Avant de parler de l’album, parlons du personnage : Abd Al Malik a 30 ans, français d’origine congolaise, ayant grandi dans une cité strasbourgeoise. Un parcours en dents de scie : bon élève en classe, ayant fait pas mal de conneries avant de décider de s’en sortir… par la culture. Converti au soufisme, Abd Al Malik fait partie de cette clique de rappeurs qui a décidé de faire passer ce message : rap et hip-hop ne riment pas forcément avec grosses caisses thunées, orgies de nanas en strings (et plus si affinités), grosses bagouzes et paroles au choix haineuses et/ou lubriques.
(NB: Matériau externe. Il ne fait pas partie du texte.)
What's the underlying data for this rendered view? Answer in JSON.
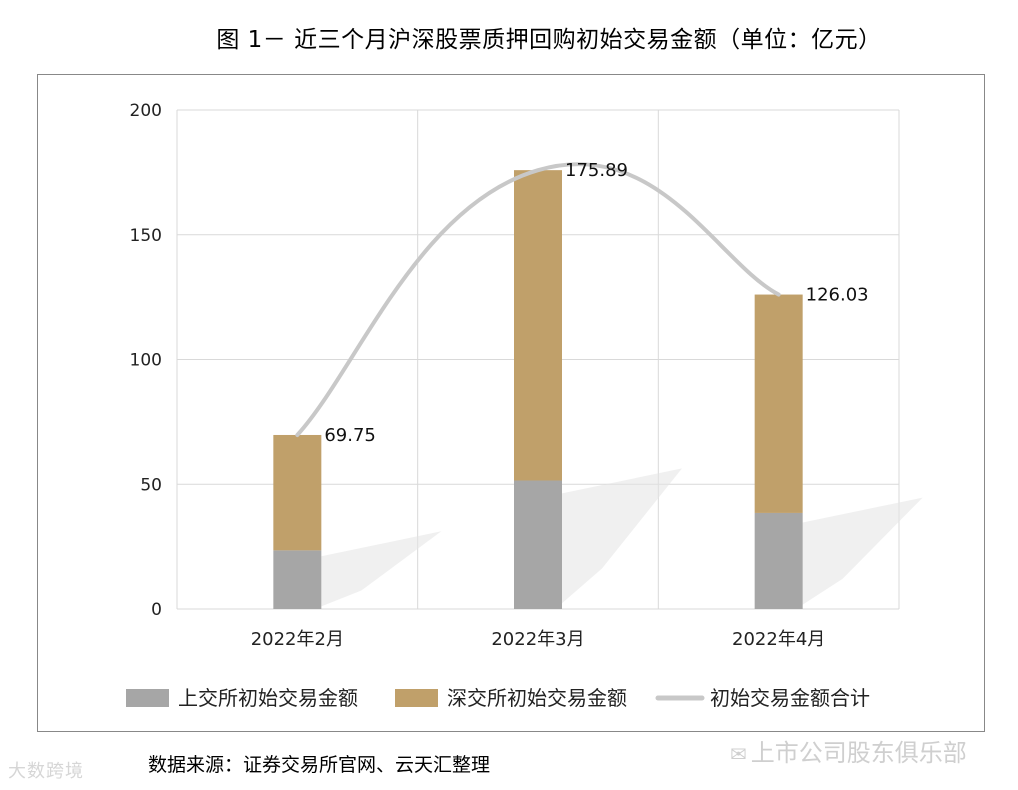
{
  "title": "图 1－ 近三个月沪深股票质押回购初始交易金额（单位：亿元）",
  "source": "数据来源：证券交易所官网、云天汇整理",
  "watermark_left": "大数跨境",
  "watermark_right": "上市公司股东俱乐部",
  "colors": {
    "sse": "#a6a6a6",
    "szse": "#c0a06a",
    "total": "#c8c8c8",
    "grid": "#d9d9d9"
  },
  "chart_data": {
    "type": "bar",
    "stacked": true,
    "categories": [
      "2022年2月",
      "2022年3月",
      "2022年4月"
    ],
    "series": [
      {
        "name": "上交所初始交易金额",
        "values": [
          23.5,
          51.5,
          38.5
        ]
      },
      {
        "name": "深交所初始交易金额",
        "values": [
          46.25,
          124.39,
          87.53
        ]
      }
    ],
    "line": {
      "name": "初始交易金额合计",
      "values": [
        69.75,
        175.89,
        126.03
      ]
    },
    "data_labels": [
      "69.75",
      "175.89",
      "126.03"
    ],
    "ylim": [
      0,
      200
    ],
    "yticks": [
      0,
      50,
      100,
      150,
      200
    ],
    "grid": true,
    "legend": "bottom"
  }
}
Disons-le de suite : sauf quelques exceptions, le rap, c’est pas ma tasse de thé. Par contre, Gibraltar m’a séduit dès les premières notes. Pourquoi ? Peut-être parce qu’il est réducteur de parler de "rap" quand on parle de l’oeuvre d’Abd Al Malik. Oui, c’est clair : Gibraltar risque fort de bouleverser le paysage du rap français et d’inspirer bon nombre de jeunes rappeurs en devenir. Une sorte de nouvel étalon en terme de qualité dans le milieu.
Musicalement
Musicalement, le mélange de paroles façon slam sur fond de piano, d’accordéon, de batterie est vraiment étonnant. Abd Al Malik a pris le pari osé de revenir aux origines de la musique afro-américaine (Gibraltar sent bon le blues) tout en y posant sa touche : il a collaboré notamment avec Gérard Jouannest et Marcel Azzola, qui ont autrefois travaillé avec Jacques Brel, référence absolue pour le jeune chanteur (d’ailleurs, Les Autres est une version revisitée de Ces gens-là de Brel).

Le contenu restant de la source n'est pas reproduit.